Crisis situations on college campuses are becoming all too familiar in many areas, but if a crisis strikes Belmont, Campus Security has a plan.

Director of Campus Security Terry White said the Crisis Emergency Management Plan was created to communicate with students and faculty during an emergency.

White said the CEMP is used “anytime personal safety is concerned.” These instances might include a weather emergency, fires, wrecks and situations with a hostage or shooter.

CEMP differs depending on the circumstances; the action required by Campus Security depends on the crisis taking place. The basic outline of the plan is to respond to the situation/call, get proper assistance if necessary – Metro Police, for example – and notify Greg Pillon, director of the Office of Marketing and Communications, to send out a text message alert.

The CEMP has been employed in the past. It was used in 2008 during a “shooter” situation in the Thrailkill Hall parking garage. The situation turned out to be a false alarm involving two Belmont students, but Campus Security responded by calling Metro Police and sending out text alerts once enough information was confirmed. Belmont Security sent another text informing students and staff that the situation had been resolved.

Campus Security takes measures to ensure its officers are prepared to respond in crisis situations.

“There is monthly training, as well as ‘Tabletop Exercises’ where I give a scenario piece-by-piece,” White said. Belmont Security also participates in on-the-job training.

Campus Security works to help faculty and students protect themselves, as well. Last spring, faculty were invited to several film viewings of Shots Fired. This film discusses ways to protect oneself and one’s students if a Virginia Tech situation were to occur on the Belmont campus.

This film viewing was offered to students as convocation credit this fall. While no more viewings are scheduled, more may be planned for spring.

“The best training for students and staff is to see the film and remember ‘Get out, hide out, take out’,” White said. “It’s impossible to run drills because of the various factors that could occur.”

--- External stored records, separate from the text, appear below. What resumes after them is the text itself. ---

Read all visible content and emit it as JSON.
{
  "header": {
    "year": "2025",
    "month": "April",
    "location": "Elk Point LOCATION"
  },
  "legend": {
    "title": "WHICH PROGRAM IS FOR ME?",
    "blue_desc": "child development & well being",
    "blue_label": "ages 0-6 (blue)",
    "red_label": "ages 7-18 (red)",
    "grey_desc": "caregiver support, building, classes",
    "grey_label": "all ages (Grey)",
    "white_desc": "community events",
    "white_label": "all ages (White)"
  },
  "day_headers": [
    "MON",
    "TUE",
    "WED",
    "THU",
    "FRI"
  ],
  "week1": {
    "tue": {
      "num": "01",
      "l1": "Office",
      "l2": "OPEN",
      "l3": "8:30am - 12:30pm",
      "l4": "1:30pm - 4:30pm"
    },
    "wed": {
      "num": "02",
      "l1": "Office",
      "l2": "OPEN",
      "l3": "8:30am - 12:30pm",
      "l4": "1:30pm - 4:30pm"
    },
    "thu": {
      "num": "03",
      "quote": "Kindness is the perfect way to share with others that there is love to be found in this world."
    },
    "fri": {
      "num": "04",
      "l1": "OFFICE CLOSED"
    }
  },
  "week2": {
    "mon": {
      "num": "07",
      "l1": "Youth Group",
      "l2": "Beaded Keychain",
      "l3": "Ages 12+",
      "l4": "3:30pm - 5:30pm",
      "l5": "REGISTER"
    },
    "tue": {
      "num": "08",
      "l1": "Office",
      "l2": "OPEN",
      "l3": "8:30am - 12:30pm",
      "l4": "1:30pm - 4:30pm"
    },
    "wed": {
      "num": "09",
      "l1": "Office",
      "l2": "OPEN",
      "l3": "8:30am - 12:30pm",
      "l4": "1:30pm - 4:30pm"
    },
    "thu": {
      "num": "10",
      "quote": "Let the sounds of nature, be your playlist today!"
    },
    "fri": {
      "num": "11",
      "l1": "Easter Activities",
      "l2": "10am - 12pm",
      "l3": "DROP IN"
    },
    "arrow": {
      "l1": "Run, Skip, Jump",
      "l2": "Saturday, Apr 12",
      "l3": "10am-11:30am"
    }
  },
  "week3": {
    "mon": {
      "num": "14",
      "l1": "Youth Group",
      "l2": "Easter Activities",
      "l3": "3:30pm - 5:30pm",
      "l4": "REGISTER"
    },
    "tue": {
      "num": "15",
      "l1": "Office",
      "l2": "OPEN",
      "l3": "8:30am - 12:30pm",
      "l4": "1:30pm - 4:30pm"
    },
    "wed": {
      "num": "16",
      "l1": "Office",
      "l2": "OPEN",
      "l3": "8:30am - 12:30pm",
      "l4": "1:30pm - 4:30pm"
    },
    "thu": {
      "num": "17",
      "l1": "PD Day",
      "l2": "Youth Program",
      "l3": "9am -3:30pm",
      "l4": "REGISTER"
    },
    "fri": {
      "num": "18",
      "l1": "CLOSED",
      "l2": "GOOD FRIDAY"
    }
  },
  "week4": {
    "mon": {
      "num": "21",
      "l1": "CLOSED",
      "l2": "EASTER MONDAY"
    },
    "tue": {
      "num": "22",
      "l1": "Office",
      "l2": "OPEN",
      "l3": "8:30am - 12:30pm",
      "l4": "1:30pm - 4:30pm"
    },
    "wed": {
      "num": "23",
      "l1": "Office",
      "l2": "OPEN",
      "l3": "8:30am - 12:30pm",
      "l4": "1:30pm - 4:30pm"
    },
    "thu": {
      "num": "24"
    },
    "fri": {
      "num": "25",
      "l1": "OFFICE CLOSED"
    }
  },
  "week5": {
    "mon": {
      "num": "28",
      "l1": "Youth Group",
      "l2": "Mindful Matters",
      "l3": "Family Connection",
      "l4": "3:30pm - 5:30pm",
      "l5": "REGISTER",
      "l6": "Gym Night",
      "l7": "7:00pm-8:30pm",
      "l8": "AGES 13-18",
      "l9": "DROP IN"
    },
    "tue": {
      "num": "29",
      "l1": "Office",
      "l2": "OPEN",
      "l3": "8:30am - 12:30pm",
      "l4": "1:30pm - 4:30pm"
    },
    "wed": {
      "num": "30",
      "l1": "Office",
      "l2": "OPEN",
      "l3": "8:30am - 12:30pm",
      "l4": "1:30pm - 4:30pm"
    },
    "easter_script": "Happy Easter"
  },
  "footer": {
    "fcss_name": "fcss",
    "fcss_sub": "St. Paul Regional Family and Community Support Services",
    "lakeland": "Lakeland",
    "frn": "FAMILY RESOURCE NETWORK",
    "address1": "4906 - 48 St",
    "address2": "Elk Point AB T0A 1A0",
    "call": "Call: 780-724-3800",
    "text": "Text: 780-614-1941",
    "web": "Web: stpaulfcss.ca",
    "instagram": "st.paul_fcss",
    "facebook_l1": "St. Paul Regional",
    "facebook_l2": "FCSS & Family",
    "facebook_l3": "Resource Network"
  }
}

Staying informed during a crisis situation can be difficult because the issue is often resolved before accurate information can be sent out. Students should remember the text alert system is designed to disseminate quick information, not a lengthy report. “We have to get the most important information in 116 characters,” White said about the text system.

White said students must also take steps to ensure their own safety. “There’s no way I can guarantee your safety; each individual must [protect] themselves.”